Accessing unallocated memory C++

Question

I am having this piece of code:

try
{
    int* myTestArray = new int[2];

    myTestArray[4] = 54;

    cout << "Should throw ex "  << myTestArray[4] + 1 << endl;
}
catch (exception& exception)
{ 
    cout << "Exception content: " << exception.what() << endl;
}

What is really curios for me, is that why the exception is not thrown here, since it was accessed an index which was not allocated... and why 55 is print ? Is that C++ automatically increased the size of the array ?

Answer 1

Accessing unallocated memory is not guaranteed to throw exceptions.

It's actually not guaranteed to do anything, since that's undefined behavior. Anything could happen. Beware of nasal demons.

It prints 55 because you just stored 54, fetched it back and then printed 54+1. It's not at all guaranteed to print 55, although that's often what will happen in practice. This time it worked.

Answer 2

There is an unstated, and incorrect, assumptions here. That assumption is that C++ actually gives a damn about what you do with memory. C++, like its C ancestor, has a completely unchecked model of memory. What you have here is classically called a buffer overflow, and is a source of innumerable bugs including some horrible security flaws.

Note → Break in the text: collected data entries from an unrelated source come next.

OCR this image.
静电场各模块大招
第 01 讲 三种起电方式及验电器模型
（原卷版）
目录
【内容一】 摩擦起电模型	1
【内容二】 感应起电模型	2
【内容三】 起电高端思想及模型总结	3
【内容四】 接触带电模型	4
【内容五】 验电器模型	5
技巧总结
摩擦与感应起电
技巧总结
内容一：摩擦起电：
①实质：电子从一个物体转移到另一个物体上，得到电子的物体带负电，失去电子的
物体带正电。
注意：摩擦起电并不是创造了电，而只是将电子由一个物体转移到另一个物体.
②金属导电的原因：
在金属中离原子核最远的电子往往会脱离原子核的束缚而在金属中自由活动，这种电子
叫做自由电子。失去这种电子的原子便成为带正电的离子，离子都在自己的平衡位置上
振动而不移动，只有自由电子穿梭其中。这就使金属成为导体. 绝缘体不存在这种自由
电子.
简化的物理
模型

Here's what your code really says:

• myTestArray is the name of a location in memory big enough to hold the address of an int.

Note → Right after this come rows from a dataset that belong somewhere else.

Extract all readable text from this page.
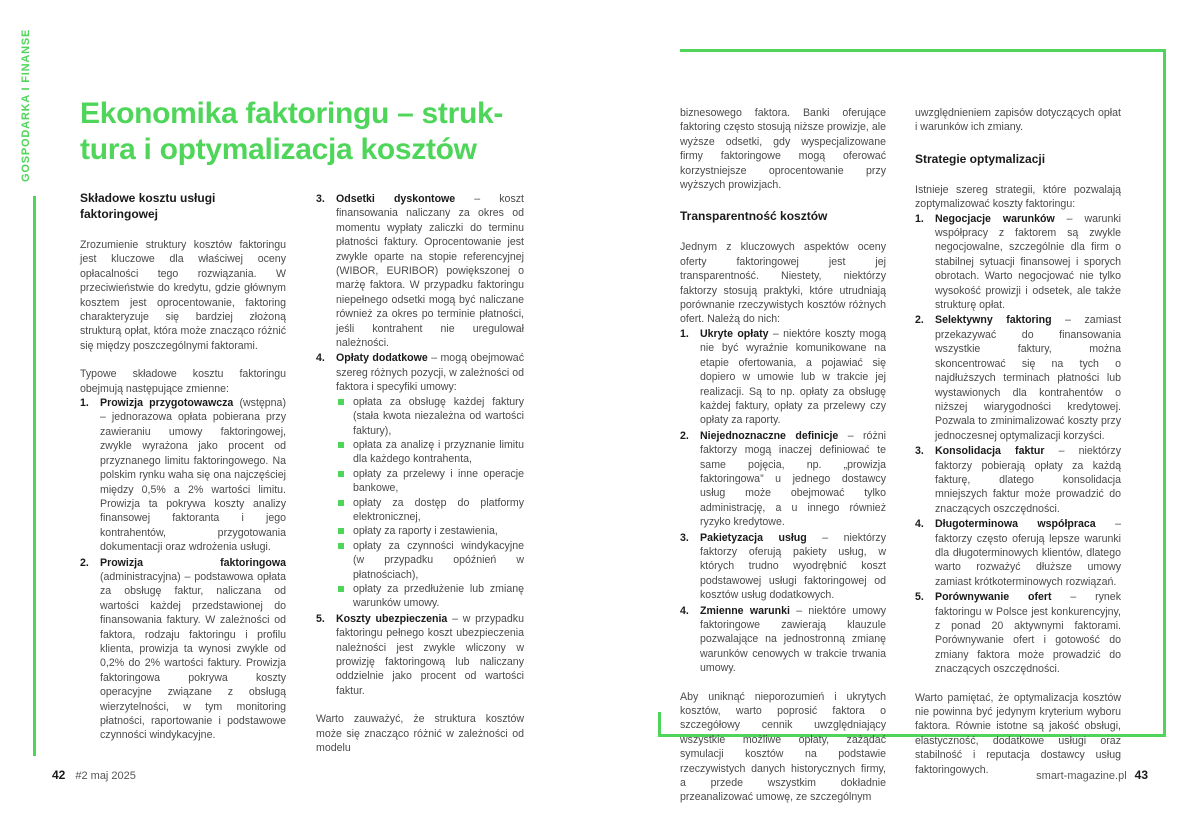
GOSPODARKA I FINANSE Ekonomika faktoringu – struk-tura i optymalizacja kosztów
Składowe kosztu usługi faktoringowej

Zrozumienie struktury kosztów faktoringu jest kluczowe dla właściwej oceny opłacalności tego rozwiązania. W przeciwieństwie do kredytu, gdzie głównym kosztem jest oprocentowanie, faktoring charakteryzuje się bardziej złożoną strukturą opłat, która może znacząco różnić się między poszczególnymi faktorami.

Typowe składowe kosztu faktoringu obejmują następujące zmienne:

1. Prowizja przygotowawcza (wstępna) – jednorazowa opłata pobierana przy zawieraniu umowy faktoringowej, zwykle wyrażona jako procent od przyznanego limitu faktoringowego. Na polskim rynku waha się ona najczęściej między 0,5% a 2% wartości limitu. Prowizja ta pokrywa koszty analizy finansowej faktoranta i jego kontrahentów, przygotowania dokumentacji oraz wdrożenia usługi.
2. Prowizja faktoringowa (administracyjna) – podstawowa opłata za obsługę faktur, naliczana od wartości każdej przedstawionej do finansowania faktury. W zależności od faktora, rodzaju faktoringu i profilu klienta, prowizja ta wynosi zwykle od 0,2% do 2% wartości faktury. Prowizja faktoringowa pokrywa koszty operacyjne związane z obsługą wierzytelności, w tym monitoring płatności, raportowanie i podstawowe czynności windykacyjne.
3. Odsetki dyskontowe – koszt finansowania naliczany za okres od momentu wypłaty zaliczki do terminu płatności faktury. Oprocentowanie jest zwykle oparte na stopie referencyjnej (WIBOR, EURIBOR) powiększonej o marżę faktora. W przypadku faktoringu niepełnego odsetki mogą być naliczane również za okres po terminie płatności, jeśli kontrahent nie uregulował należności.
4. Opłaty dodatkowe – mogą obejmować szereg różnych pozycji, w zależności od faktora i specyfiki umowy:
opłata za obsługę każdej faktury (stała kwota niezależna od wartości faktury),
opłata za analizę i przyznanie limitu dla każdego kontrahenta,
opłaty za przelewy i inne operacje bankowe,
opłaty za dostęp do platformy elektronicznej,
opłaty za raporty i zestawienia,
opłaty za czynności windykacyjne (w przypadku opóźnień w płatnościach),
opłaty za przedłużenie lub zmianę warunków umowy.
5. Koszty ubezpieczenia – w przypadku faktoringu pełnego koszt ubezpieczenia należności jest zwykle wliczony w prowizję faktoringową lub naliczany oddzielnie jako procent od wartości faktur.

Warto zauważyć, że struktura kosztów może się znacząco różnić w zależności od modelu

biznesowego faktora. Banki oferujące faktoring często stosują niższe prowizje, ale wyższe odsetki, gdy wyspecjalizowane firmy faktoringowe mogą oferować korzystniejsze oprocentowanie przy wyższych prowizjach.

Transparentność kosztów

Jednym z kluczowych aspektów oceny oferty faktoringowej jest jej transparentność. Niestety, niektórzy faktorzy stosują praktyki, które utrudniają porównanie rzeczywistych kosztów różnych ofert. Należą do nich:

1. Ukryte opłaty – niektóre koszty mogą nie być wyraźnie komunikowane na etapie ofertowania, a pojawiać się dopiero w umowie lub w trakcie jej realizacji. Są to np. opłaty za obsługę każdej faktury, opłaty za przelewy czy opłaty za raporty.
2. Niejednoznaczne definicje – różni faktorzy mogą inaczej definiować te same pojęcia, np. „prowizja faktoringowa” u jednego dostawcy usług może obejmować tylko administrację, a u innego również ryzyko kredytowe.
3. Pakietyzacja usług – niektórzy faktorzy oferują pakiety usług, w których trudno wyodrębnić koszt podstawowej usługi faktoringowej od kosztów usług dodatkowych.
4. Zmienne warunki – niektóre umowy faktoringowe zawierają klauzule pozwalające na jednostronną zmianę warunków cenowych w trakcie trwania umowy.

Aby uniknąć nieporozumień i ukrytych kosztów, warto poprosić faktora o szczegółowy cennik uwzględniający wszystkie możliwe opłaty, zażądać symulacji kosztów na podstawie rzeczywistych danych historycznych firmy, a przede wszystkim dokładnie przeanalizować umowę, ze szczególnym

uwzględnieniem zapisów dotyczących opłat i warunków ich zmiany.

Strategie optymalizacji

Istnieje szereg strategii, które pozwalają zoptymalizować koszty faktoringu:

1. Negocjacje warunków – warunki współpracy z faktorem są zwykle negocjowalne, szczególnie dla firm o stabilnej sytuacji finansowej i sporych obrotach. Warto negocjować nie tylko wysokość prowizji i odsetek, ale także strukturę opłat.
2. Selektywny faktoring – zamiast przekazywać do finansowania wszystkie faktury, można skoncentrować się na tych o najdłuższych terminach płatności lub wystawionych dla kontrahentów o niższej wiarygodności kredytowej. Pozwala to zminimalizować koszty przy jednoczesnej optymalizacji korzyści.
3. Konsolidacja faktur – niektórzy faktorzy pobierają opłaty za każdą fakturę, dlatego konsolidacja mniejszych faktur może prowadzić do znaczących oszczędności.
4. Długoterminowa współpraca – faktorzy często oferują lepsze warunki dla długoterminowych klientów, dlatego warto rozważyć dłuższe umowy zamiast krótkoterminowych rozwiązań.
5. Porównywanie ofert – rynek faktoringu w Polsce jest konkurencyjny, z ponad 20 aktywnymi faktorami. Porównywanie ofert i gotowość do zmiany faktora może prowadzić do znaczących oszczędności.

Warto pamiętać, że optymalizacja kosztów nie powinna być jedynym kryterium wyboru faktora. Równie istotne są jakość obsługi, elastyczność, dodatkowe usługi oraz stabilność i reputacja dostawcy usług faktoringowych.

42 #2 maj 2025	smart-magazine.pl 43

• Two ints worth of memory have been allocated on the heap for it. [And that addreress is put into the location myTestArray. Doesn't matter, but that probably makes it clearer.] (Along with probably 16 bytes of overhead, but we don't care about that now.)

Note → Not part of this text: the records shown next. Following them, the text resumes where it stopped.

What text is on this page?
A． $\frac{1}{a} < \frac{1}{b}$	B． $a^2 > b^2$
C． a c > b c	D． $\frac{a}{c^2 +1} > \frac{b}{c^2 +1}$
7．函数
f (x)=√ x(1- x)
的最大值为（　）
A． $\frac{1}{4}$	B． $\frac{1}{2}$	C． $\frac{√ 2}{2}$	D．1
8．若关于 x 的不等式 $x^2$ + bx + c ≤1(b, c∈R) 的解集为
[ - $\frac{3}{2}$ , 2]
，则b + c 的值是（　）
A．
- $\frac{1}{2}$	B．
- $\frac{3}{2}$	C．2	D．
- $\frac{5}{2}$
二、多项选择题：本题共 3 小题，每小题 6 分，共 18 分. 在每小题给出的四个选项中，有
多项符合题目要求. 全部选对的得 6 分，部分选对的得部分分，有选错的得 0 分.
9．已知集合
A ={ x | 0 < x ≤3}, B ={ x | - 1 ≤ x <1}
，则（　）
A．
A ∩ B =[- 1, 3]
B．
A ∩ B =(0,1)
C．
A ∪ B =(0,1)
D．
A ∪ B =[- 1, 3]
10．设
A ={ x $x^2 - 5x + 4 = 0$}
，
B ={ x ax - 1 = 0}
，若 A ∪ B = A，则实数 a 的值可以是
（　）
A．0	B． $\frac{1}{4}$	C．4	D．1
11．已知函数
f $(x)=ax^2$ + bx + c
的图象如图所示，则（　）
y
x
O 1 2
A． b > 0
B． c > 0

• you then are sticking the value 54 into the memory location 4 ints from the address contained in myTestArray.

• looking at that location, adding 1 and printing the result.

You are demonstrating that C(++) indeed just doesn't care.

Now, under most conditions the underlying memory management and run time system won't let you get away with it; you will violate it's assumptions and get a segmentation error or something similar. But in this case, you are not hitting a boundary yet, most likely because you're piddling on the data structure that malloc is using under the covers to manage the heap. You're getting away with it because nothing is happening with the heap for the rest of the program. But for a real good time, write a little loop that does this code, freeing myTestArray and reallocating it. I'd lay long odds it won't run for more than 10 iterations before the program blows up, and might not make two.